God is the name that feels right to me. I can say Dear God with all my heart. With the name God, I know Who I am listening to or speaking to. I am unable to talk to or feel intimate with Spirit, Source, Higher Consciousness, Inner Being and all the many words that mean the same. I do not know how to relate to them. Perhaps they are too abstract for me. I don't really know why. Maybe they are just not humanized enough for me. I feel intimacy with God, and I don't with Source etc.
Dear Rana,
I believe it's a very good thing to bring this up again (it is not the first time as you might imagine).
I myself had and still have difficulties with the word "God" and concept of God. But after almost three years of reading Heavenletters, using the word makes more and more sense when I find that my ideas of "much more universal" are just that: ideas. Ideas consist of appraisal and judgement and bias which don't help at all when it comes to Heavenletters. It is not criticism but more of a good-natured self-mockery when I say: Heavenletters are certainly soul food but by no means fast food. For some of us, "God" is the word that is leading us back into childlike, unknowing wonder.
Beloved Jochen, you gave an
Beloved Jochen, you gave an answer far better than mine.
And, beloved Luus, thank you so much for going the extra mile and posting this and thank Rana for her question and willingness to share. And, of course, we would love to hear back from her again.

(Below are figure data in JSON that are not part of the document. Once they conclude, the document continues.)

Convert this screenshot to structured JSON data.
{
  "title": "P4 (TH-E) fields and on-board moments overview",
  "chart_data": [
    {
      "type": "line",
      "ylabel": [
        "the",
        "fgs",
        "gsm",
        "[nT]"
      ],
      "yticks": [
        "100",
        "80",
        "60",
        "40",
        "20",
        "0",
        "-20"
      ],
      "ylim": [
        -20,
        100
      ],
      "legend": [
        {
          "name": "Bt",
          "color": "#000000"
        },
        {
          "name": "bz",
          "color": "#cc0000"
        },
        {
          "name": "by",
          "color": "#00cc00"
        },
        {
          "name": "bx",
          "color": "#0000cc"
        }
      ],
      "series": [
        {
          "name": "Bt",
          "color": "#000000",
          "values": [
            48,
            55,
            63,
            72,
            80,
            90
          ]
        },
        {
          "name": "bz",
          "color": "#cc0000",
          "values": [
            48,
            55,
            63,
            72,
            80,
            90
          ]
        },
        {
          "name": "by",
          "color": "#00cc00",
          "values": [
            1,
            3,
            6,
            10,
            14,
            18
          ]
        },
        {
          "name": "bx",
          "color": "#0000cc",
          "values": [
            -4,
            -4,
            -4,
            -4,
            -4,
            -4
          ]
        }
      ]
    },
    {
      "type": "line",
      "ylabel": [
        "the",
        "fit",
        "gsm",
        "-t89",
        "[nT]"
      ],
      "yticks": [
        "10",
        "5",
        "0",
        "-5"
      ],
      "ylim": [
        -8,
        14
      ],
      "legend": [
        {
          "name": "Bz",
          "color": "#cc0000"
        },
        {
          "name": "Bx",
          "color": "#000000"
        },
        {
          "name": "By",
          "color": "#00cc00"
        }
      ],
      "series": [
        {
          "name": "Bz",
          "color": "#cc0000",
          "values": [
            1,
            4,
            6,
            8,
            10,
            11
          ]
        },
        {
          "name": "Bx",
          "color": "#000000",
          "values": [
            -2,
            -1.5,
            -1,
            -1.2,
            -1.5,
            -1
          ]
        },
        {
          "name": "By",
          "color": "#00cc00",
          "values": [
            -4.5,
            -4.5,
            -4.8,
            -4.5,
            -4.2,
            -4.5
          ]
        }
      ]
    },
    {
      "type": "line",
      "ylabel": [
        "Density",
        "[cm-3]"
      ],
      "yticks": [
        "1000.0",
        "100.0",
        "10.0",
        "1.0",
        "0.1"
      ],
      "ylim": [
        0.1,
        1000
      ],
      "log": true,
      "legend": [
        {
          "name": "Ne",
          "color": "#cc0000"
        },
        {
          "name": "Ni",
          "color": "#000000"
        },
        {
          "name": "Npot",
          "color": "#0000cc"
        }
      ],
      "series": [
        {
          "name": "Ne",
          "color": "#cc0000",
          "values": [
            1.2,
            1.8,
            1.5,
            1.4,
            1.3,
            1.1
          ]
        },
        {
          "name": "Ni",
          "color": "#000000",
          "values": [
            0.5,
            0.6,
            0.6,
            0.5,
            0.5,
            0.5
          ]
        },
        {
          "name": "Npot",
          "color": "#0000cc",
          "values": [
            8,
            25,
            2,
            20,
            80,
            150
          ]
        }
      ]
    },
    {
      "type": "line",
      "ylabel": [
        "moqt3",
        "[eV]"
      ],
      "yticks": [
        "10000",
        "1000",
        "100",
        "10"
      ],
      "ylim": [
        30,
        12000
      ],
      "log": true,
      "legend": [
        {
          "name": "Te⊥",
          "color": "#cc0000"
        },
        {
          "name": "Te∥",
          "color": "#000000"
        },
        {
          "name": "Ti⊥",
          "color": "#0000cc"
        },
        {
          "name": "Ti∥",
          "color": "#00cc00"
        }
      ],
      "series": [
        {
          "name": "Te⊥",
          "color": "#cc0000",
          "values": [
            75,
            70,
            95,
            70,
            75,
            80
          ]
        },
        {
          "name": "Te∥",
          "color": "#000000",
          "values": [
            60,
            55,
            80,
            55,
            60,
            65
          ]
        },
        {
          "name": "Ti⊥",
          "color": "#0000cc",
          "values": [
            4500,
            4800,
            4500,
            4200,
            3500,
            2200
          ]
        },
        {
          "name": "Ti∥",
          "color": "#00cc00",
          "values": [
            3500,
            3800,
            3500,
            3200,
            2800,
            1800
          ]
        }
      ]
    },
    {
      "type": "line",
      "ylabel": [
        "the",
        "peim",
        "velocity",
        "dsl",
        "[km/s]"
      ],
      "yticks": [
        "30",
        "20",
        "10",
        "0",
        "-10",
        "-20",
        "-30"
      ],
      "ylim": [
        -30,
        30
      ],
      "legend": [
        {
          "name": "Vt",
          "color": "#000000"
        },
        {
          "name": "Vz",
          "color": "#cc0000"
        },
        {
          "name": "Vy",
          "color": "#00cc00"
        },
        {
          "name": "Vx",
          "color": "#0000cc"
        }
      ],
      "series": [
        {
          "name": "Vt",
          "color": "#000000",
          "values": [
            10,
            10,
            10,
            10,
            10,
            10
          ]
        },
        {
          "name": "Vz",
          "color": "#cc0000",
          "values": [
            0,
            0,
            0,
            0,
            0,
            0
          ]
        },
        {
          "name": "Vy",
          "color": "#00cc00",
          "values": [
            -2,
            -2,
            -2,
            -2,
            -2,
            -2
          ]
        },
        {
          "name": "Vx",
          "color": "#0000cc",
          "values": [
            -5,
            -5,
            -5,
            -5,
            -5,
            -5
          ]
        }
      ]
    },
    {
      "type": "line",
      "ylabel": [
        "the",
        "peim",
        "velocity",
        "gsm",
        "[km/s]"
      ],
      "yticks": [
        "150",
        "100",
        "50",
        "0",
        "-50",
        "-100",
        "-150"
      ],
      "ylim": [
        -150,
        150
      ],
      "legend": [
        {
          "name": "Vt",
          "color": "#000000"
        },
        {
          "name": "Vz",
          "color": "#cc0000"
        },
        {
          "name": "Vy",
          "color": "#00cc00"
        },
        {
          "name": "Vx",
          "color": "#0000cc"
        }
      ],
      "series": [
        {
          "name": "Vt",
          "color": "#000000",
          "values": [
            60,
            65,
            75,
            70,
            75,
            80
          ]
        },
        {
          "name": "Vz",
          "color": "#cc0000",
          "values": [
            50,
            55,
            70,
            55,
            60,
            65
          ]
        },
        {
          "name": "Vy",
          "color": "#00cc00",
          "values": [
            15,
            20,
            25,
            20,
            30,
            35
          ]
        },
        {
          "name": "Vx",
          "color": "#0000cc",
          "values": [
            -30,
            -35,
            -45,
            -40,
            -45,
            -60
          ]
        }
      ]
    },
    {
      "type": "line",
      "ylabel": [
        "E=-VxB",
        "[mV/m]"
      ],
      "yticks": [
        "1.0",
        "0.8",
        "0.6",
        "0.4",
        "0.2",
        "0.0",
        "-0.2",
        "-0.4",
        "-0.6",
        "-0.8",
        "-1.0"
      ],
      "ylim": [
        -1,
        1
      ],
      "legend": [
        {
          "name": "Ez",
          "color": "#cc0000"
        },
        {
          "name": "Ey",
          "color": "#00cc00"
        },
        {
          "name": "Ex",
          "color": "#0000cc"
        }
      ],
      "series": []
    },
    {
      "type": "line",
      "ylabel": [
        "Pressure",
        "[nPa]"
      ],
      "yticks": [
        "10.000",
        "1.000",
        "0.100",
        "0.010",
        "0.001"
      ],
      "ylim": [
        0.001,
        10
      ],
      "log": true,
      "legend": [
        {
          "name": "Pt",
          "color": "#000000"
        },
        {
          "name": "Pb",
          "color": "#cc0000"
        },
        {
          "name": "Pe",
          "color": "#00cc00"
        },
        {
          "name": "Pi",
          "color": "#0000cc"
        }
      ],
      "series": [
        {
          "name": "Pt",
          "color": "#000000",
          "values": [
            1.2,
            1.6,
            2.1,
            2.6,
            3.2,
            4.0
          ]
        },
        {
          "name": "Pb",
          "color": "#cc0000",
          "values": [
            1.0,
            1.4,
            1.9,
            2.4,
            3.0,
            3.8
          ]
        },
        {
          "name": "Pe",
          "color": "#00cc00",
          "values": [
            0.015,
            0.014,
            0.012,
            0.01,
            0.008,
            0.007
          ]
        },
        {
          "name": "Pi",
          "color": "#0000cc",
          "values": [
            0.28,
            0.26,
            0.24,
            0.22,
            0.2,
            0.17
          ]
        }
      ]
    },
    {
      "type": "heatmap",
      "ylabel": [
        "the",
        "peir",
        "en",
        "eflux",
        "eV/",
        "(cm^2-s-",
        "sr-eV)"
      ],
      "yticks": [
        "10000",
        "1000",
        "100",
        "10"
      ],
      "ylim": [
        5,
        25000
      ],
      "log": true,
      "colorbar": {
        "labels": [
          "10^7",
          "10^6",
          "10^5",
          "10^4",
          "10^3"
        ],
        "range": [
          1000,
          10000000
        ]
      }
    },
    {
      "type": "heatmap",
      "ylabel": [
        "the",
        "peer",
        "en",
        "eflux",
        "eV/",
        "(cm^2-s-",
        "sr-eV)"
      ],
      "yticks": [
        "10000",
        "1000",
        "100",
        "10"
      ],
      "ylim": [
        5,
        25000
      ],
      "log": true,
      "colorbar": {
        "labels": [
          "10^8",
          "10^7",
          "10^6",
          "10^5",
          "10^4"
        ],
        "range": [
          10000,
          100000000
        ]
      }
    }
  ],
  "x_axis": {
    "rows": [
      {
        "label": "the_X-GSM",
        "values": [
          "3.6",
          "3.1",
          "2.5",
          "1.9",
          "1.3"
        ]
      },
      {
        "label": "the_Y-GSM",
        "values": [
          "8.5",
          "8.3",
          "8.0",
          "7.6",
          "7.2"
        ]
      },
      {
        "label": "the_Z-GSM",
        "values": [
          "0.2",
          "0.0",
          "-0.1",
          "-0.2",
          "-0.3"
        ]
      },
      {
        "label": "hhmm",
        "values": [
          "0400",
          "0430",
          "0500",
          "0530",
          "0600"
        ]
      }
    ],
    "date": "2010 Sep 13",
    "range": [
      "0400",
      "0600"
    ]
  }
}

How timing! This morning I
How timing! This morning I had to realize how much resistence I still have with the word God. I confess I am not at ease when I use it with others, that's why I rarely speak God or Love, almost never. With myself I do not make any difference, it is just a word, the essence doesn't change. I am a little bewildered, I wonder if there is some block in me I am not aware of or if this is just irrelevant. Maybe I feel others discomfort and make it my own.